The term yeast has no taxonomic standing and is simply a growth form in several groups of unrelated fungi. Some fungi may be dimorphic (two life stages) and exhibit a “yeast” stage that shifts to mycelial growth under certain conditions. Other fungi exist primarily as yeasts throughout most of their life cycles.

The yeasts include fungi with sexual forms (basidiomycetous and ascomycetous yeasts) and asexual forms (black yeasts). In lay terminology, “yeast” is sometimes reserved for the sexual fungi while “yeast-like fungi” is used to refer to asexual unicellular, budding fungi. The basidiomycetous yeasts can be differentiated from the ascomycetous yeasts by utilizing the urease test.  In this diagnostic test, urease (an enzyme that aids in the breakdown of urea) is present in the basidiomycetous and absent in the ascomycetous yeasts.

The basidiomycetes are divided into subclasses Hymenomycetes (mushroom-forming basidiomycetes), Urediniomycetes (rusts), and the Ustilaginomycetes (smuts). A few members grow in culture with budding cells. Examples of basidiomycetous yeasts include Cryptococcus spp. (subclass Hymenomycetes) and Sporobolomyces spp. (subclass Urediniomycetes).

Cryptococcus neoformans causes cryptococcosis, a disease most commonly manifested as meningitis and meningoencephalitis.  Cryptococcosis may also infect the skin, lungs, prostate gland, urinary tract, eyes, myocardium, bones, and joints. A future Environmental Reporter article will be dedicated to C. neoformans.

Sporobolomyces spp. (species type salmonicolor) are occasionally found on culturable air samples and are observed as pink or salmon-colored mucoid colonies. In this particular species, the daughter cells are formed upon stalks and are forcibly discharged by water pressure.  

The ascomycetous yeasts  (class Hemiascomycetes) are one of the main groups of the Ascomycota. They form asci (sac-like structures that produce ascospores) without forming fruiting structures. The asci are produced on hyphae or arise after conversion or conjunction of budding cells.  Examples of ascomycetous yeasts are Candida spp., Geotrichum spp., and Saccharomyces spp.

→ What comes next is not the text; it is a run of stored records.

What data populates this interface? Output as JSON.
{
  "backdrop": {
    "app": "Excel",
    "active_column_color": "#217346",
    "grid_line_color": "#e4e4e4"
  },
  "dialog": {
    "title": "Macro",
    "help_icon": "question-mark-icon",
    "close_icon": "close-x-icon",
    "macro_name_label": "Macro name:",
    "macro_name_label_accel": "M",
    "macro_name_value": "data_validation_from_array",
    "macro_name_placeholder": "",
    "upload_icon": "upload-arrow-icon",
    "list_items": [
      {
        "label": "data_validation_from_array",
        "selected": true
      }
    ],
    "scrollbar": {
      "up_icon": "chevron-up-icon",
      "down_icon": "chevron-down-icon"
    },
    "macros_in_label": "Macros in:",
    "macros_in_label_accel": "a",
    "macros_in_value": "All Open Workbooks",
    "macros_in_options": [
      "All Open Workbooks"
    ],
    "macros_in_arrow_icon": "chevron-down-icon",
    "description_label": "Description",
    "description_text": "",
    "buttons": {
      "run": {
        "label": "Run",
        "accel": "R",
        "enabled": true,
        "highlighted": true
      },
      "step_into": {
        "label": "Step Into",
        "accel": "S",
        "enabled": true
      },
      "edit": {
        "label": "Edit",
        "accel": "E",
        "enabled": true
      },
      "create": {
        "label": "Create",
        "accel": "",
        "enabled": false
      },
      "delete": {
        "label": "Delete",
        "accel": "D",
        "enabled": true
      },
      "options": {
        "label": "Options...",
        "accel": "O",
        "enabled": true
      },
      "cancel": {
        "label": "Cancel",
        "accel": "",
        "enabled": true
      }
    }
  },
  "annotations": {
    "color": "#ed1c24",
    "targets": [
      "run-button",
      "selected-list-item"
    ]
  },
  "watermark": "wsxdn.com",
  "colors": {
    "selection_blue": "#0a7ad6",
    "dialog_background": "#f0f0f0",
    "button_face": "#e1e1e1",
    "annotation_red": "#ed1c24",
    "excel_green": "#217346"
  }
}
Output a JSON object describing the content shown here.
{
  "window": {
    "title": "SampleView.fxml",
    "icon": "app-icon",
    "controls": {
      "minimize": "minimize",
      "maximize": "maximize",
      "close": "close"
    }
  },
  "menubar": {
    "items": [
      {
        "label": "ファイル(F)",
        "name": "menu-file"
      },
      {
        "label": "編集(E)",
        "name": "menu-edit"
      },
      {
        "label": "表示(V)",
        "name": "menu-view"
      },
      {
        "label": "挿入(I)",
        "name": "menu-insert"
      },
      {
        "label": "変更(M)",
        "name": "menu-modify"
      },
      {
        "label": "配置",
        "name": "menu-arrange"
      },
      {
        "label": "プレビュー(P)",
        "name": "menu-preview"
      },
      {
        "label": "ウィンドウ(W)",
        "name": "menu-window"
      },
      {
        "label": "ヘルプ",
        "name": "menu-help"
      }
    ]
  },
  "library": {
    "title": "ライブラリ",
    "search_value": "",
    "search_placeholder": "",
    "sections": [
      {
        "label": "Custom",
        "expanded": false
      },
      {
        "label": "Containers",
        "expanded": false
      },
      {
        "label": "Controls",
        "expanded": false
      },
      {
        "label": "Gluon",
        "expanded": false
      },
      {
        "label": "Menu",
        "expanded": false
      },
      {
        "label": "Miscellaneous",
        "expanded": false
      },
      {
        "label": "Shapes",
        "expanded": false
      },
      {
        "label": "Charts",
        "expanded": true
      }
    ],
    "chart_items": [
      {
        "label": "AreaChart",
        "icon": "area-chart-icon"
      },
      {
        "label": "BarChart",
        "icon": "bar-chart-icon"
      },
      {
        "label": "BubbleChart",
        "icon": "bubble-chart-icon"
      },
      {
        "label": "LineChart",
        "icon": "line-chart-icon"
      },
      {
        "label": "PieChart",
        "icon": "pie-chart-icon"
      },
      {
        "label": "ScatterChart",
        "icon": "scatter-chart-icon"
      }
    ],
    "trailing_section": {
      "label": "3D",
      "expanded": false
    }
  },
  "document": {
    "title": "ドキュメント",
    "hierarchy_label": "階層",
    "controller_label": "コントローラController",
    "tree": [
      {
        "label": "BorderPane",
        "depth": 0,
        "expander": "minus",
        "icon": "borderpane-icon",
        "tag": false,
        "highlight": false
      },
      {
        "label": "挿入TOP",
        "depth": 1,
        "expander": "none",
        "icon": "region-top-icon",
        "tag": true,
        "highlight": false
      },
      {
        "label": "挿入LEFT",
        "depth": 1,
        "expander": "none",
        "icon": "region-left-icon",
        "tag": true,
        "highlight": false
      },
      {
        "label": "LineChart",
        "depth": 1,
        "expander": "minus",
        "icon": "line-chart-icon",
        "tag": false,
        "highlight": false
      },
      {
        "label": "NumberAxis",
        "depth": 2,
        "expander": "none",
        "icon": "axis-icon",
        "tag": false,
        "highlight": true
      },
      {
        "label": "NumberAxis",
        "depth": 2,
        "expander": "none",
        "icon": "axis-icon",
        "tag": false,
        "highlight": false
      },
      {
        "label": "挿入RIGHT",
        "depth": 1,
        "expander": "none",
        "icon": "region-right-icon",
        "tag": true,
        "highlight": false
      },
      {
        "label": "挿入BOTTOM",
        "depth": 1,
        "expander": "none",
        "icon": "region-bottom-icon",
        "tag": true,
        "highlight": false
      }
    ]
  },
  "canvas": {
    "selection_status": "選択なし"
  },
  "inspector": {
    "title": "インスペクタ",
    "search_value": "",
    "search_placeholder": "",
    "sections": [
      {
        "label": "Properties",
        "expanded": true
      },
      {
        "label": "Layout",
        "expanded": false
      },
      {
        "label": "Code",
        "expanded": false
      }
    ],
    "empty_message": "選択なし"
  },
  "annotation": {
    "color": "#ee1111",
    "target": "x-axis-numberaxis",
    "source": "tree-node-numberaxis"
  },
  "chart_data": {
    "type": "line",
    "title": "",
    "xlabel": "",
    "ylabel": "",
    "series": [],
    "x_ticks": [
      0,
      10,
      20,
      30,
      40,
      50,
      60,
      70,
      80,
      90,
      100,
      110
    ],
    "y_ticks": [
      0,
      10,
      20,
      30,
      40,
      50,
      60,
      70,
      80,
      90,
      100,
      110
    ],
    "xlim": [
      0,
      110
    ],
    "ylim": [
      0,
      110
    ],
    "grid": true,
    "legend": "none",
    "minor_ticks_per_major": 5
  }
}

Candida albicans is the major agent of mycoses in the mucous membranes and urogenital systems (yeast infections) of humans. Geotrichum spp. are sometimes encountered in direct microscopic examination samples and are observed to form hyphae that fragment into arthroconidia (conidia produced in segments). Saccharomyces spp. (order Saccharomycetales) occur in liquids such as fruit juices or polluted water and have a fermentative capacity.  Saccharomyces cerevisiae is commonly used as baker’s and brewer’s yeast.

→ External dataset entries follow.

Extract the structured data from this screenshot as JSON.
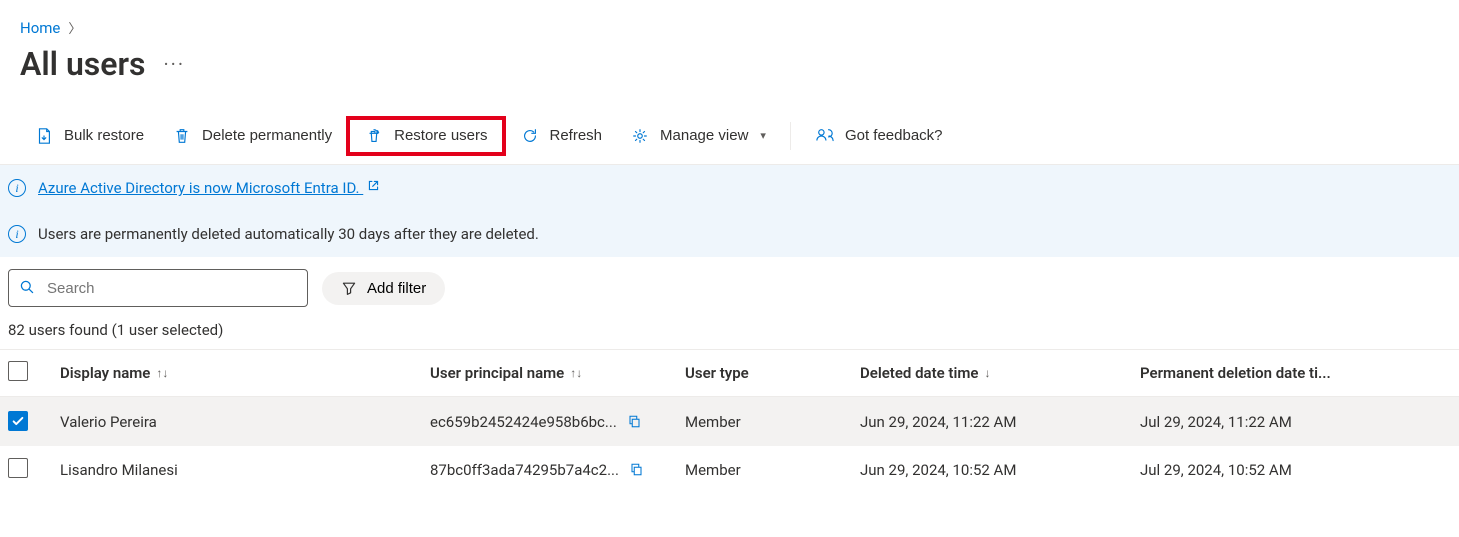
{
  "breadcrumb": {
    "home": "Home"
  },
  "page": {
    "title": "All users"
  },
  "toolbar": {
    "bulk_restore": "Bulk restore",
    "delete_permanently": "Delete permanently",
    "restore_users": "Restore users",
    "refresh": "Refresh",
    "manage_view": "Manage view",
    "got_feedback": "Got feedback?"
  },
  "info": {
    "entra_link": "Azure Active Directory is now Microsoft Entra ID.",
    "retention": "Users are permanently deleted automatically 30 days after they are deleted."
  },
  "search": {
    "placeholder": "Search"
  },
  "filter": {
    "add": "Add filter"
  },
  "status": {
    "text": "82 users found (1 user selected)"
  },
  "columns": {
    "display_name": "Display name",
    "upn": "User principal name",
    "user_type": "User type",
    "deleted": "Deleted date time",
    "perm_del": "Permanent deletion date ti..."
  },
  "rows": [
    {
      "selected": true,
      "display_name": "Valerio Pereira",
      "upn": "ec659b2452424e958b6bc...",
      "user_type": "Member",
      "deleted": "Jun 29, 2024, 11:22 AM",
      "perm_del": "Jul 29, 2024, 11:22 AM"
    },
    {
      "selected": false,
      "display_name": "Lisandro Milanesi",
      "upn": "87bc0ff3ada74295b7a4c2...",
      "user_type": "Member",
      "deleted": "Jun 29, 2024, 10:52 AM",
      "perm_del": "Jul 29, 2024, 10:52 AM"
    }
  ]
}
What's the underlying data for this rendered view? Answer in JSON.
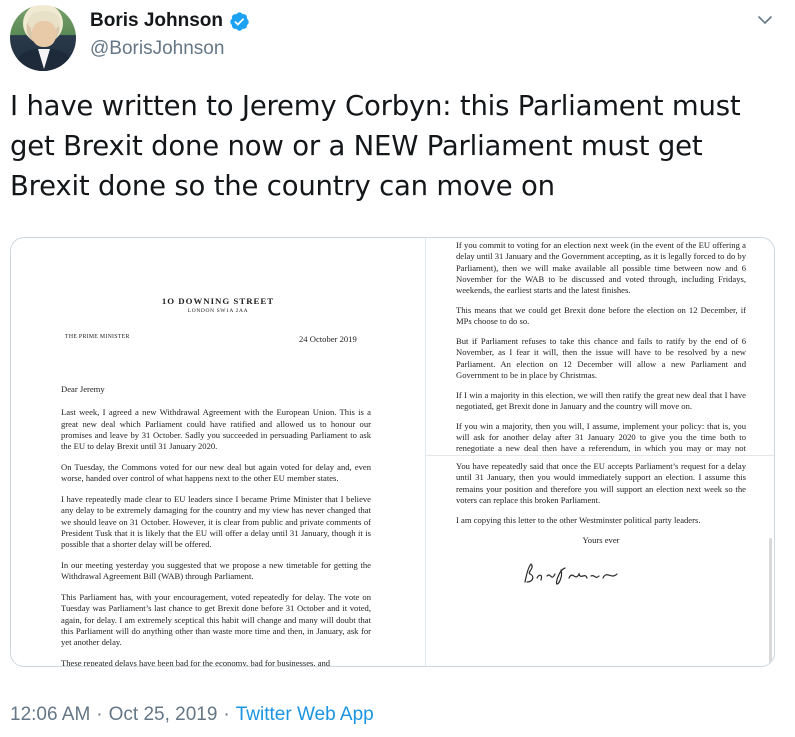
{
  "author": {
    "name": "Boris Johnson",
    "handle": "@BorisJohnson"
  },
  "tweet": {
    "text": "I have written to Jeremy Corbyn: this Parliament must get Brexit done now or a NEW Parliament must get Brexit done so the country can move on"
  },
  "letter": {
    "letterhead_title": "1O DOWNING STREET",
    "letterhead_sub": "LONDON SW1A 2AA",
    "pm_label": "THE PRIME MINISTER",
    "date": "24 October 2019",
    "salutation": "Dear Jeremy",
    "left_paragraphs": [
      "Last week, I agreed a new Withdrawal Agreement with the European Union. This is a great new deal which Parliament could have ratified and allowed us to honour our promises and leave by 31 October. Sadly you succeeded in persuading Parliament to ask the EU to delay Brexit until 31 January 2020.",
      "On Tuesday, the Commons voted for our new deal but again voted for delay and, even worse, handed over control of what happens next to the other EU member states.",
      "I have repeatedly made clear to EU leaders since I became Prime Minister that I believe any delay to be extremely damaging for the country and my view has never changed that we should leave on 31 October. However, it is clear from public and private comments of President Tusk that it is likely that the EU will offer a delay until 31 January, though it is possible that a shorter delay will be offered.",
      "In our meeting yesterday you suggested that we propose a new timetable for getting the Withdrawal Agreement Bill (WAB) through Parliament.",
      "This Parliament has, with your encouragement, voted repeatedly for delay. The vote on Tuesday was Parliament’s last chance to get Brexit done before 31 October and it voted, again, for delay. I am extremely sceptical this habit will change and many will doubt that this Parliament will do anything other than waste more time and then, in January, ask for yet another delay.",
      "These repeated delays have been bad for the economy, bad for businesses, and"
    ],
    "right_top_paragraphs": [
      "If you commit to voting for an election next week (in the event of the EU offering a delay until 31 January and the Government accepting, as it is legally forced to do by Parliament), then we will make available all possible time between now and 6 November for the WAB to be discussed and voted through, including Fridays, weekends, the earliest starts and the latest finishes.",
      "This means that we could get Brexit done before the election on 12 December, if MPs choose to do so.",
      "But if Parliament refuses to take this chance and fails to ratify by the end of 6 November, as I fear it will, then the issue will have to be resolved by a new Parliament. An election on 12 December will allow a new Parliament and Government to be in place by Christmas.",
      "If I win a majority in this election, we will then ratify the great new deal that I have negotiated, get Brexit done in January and the country will move on.",
      "If you win a majority, then you will, I assume, implement your policy: that is, you will ask for another delay after 31 January 2020 to give you the time both to renegotiate a new deal then have a referendum, in which you may or may not campaign for your own deal."
    ],
    "right_bottom_paragraphs": [
      "You have repeatedly said that once the EU accepts Parliament’s request for a delay until 31 January, then you would immediately support an election. I assume this remains your position and therefore you will support an election next week so the voters can replace this broken Parliament.",
      "I am copying this letter to the other Westminster political party leaders."
    ],
    "sign_off": "Yours ever"
  },
  "meta": {
    "time": "12:06 AM",
    "separator": "·",
    "date": "Oct 25, 2019",
    "source": "Twitter Web App"
  },
  "icons": {
    "verified": "verified-badge-icon",
    "caret": "chevron-down-icon"
  },
  "colors": {
    "verified_blue": "#1da1f2",
    "link_blue": "#1b95e0",
    "secondary_text": "#657786",
    "primary_text": "#14171a"
  }
}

Black yeasts are hyphomycetes (asexual fungi) that produce a unicellular budding form resulting in a black, pasty, and sometimes mucoid colony. They include Aureobasidium spp., Exophiala spp., and Rhinocladiella spp.  Aureobasidium spp. is commonly seen in fungal culturable air samples. This fungus first appears as a small white to pink mucoid colony that grows rapidly into a brownish black colony with a white radiating fringe on the periphery. Exophiala spp. and Rhinocladiella spp. are sometimes seen in direct microscopic examinations of samples collected from wood, soil, or water. Exophiala spp. are observed to have one to four celled conidia forming from conidiogenous cells (structures that give rise to spores) with one to three small scars that produce conidia repeatedly. Rhinocladiella species are identified by colorless, single-celled spores which areeither borne on an apical denticulate rachis (zig–zag formation) or on a cluster of denticles.

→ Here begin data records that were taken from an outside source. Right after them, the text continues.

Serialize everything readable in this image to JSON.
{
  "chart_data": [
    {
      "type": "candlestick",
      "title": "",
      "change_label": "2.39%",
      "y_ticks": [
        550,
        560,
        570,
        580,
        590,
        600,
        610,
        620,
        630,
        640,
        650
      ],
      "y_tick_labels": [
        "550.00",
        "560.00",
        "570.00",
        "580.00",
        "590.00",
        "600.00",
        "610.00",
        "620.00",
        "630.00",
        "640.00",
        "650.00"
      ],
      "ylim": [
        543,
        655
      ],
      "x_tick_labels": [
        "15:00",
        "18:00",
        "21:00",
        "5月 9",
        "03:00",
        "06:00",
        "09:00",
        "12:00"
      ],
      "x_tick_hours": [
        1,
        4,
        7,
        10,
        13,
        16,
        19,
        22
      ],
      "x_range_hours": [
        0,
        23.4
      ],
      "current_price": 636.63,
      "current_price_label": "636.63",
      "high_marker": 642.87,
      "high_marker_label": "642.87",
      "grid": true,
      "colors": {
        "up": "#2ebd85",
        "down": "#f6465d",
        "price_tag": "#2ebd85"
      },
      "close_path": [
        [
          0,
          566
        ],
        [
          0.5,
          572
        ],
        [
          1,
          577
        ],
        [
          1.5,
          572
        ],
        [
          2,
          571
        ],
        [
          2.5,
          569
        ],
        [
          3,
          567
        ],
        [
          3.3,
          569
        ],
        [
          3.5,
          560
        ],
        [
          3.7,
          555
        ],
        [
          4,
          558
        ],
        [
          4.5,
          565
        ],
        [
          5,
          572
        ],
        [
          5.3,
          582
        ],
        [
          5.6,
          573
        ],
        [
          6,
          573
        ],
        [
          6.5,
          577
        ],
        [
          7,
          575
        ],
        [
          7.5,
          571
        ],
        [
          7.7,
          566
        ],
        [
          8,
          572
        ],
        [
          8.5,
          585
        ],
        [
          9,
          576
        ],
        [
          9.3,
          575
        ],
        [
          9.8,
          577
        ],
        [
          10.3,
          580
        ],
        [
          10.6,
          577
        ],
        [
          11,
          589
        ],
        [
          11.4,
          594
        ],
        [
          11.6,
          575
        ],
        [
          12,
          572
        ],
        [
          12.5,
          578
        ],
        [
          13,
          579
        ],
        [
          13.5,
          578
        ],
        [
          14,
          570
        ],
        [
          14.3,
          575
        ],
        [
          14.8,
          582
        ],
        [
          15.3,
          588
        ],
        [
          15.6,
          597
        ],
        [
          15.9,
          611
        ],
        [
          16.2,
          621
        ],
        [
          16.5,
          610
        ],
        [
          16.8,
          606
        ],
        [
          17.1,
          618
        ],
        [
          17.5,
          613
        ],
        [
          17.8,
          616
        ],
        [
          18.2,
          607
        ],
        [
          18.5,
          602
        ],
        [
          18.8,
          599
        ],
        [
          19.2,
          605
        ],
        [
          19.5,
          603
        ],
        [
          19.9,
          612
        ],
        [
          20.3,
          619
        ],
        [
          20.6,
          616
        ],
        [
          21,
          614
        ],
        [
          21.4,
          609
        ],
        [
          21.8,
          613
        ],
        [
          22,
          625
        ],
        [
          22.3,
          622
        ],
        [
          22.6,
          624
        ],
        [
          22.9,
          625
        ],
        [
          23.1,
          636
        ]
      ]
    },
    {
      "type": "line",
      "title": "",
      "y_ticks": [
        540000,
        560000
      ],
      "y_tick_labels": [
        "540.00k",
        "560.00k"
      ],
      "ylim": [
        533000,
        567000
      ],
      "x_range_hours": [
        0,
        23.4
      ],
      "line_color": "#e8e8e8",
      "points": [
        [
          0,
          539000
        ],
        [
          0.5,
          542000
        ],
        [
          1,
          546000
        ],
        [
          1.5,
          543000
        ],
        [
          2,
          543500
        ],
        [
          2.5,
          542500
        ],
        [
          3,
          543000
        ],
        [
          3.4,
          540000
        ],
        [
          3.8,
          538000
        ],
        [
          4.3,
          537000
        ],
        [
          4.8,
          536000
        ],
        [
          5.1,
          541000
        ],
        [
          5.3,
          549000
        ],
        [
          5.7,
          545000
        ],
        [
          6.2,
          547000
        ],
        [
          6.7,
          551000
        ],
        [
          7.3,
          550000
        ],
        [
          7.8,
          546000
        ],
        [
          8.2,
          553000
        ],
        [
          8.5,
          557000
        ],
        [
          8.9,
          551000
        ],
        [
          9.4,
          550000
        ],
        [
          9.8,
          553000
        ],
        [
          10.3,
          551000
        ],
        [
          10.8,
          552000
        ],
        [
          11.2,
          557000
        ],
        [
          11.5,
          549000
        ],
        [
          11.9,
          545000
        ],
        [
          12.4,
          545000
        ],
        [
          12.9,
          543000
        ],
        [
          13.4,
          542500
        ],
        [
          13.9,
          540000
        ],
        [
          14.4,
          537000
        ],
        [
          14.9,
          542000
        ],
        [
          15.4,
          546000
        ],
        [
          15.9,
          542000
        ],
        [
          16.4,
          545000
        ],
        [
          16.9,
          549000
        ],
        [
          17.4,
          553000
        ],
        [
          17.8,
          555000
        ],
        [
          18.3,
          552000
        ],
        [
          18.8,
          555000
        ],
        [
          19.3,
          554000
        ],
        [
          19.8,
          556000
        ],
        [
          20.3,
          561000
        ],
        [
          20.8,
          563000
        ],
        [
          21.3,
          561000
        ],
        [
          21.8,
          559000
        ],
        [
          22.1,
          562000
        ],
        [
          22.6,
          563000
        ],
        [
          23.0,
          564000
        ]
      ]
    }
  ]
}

In viable samples, the yeasts appear initially as a single, mucoid colony which can easily multiply overnight into smaller colonies dispersed throughout the agar plate (Figure 2). Thus,only the original larger colonies should be enumerated because including the satellite colonies may overestimate the total count.  Yeast cells are very rarely encountered on spore traps and are more likely to be observed during direct microscopic examinations of bulks, swabs, or tape-lifts. When examining direct microscopic samples, the generic identification of yeasts is almost impossible if only the yeast phase is present.Other distinguishing characteristics (e.g. the production of asci or the formation of conidia) are needed to make a definitive identification of these fungi.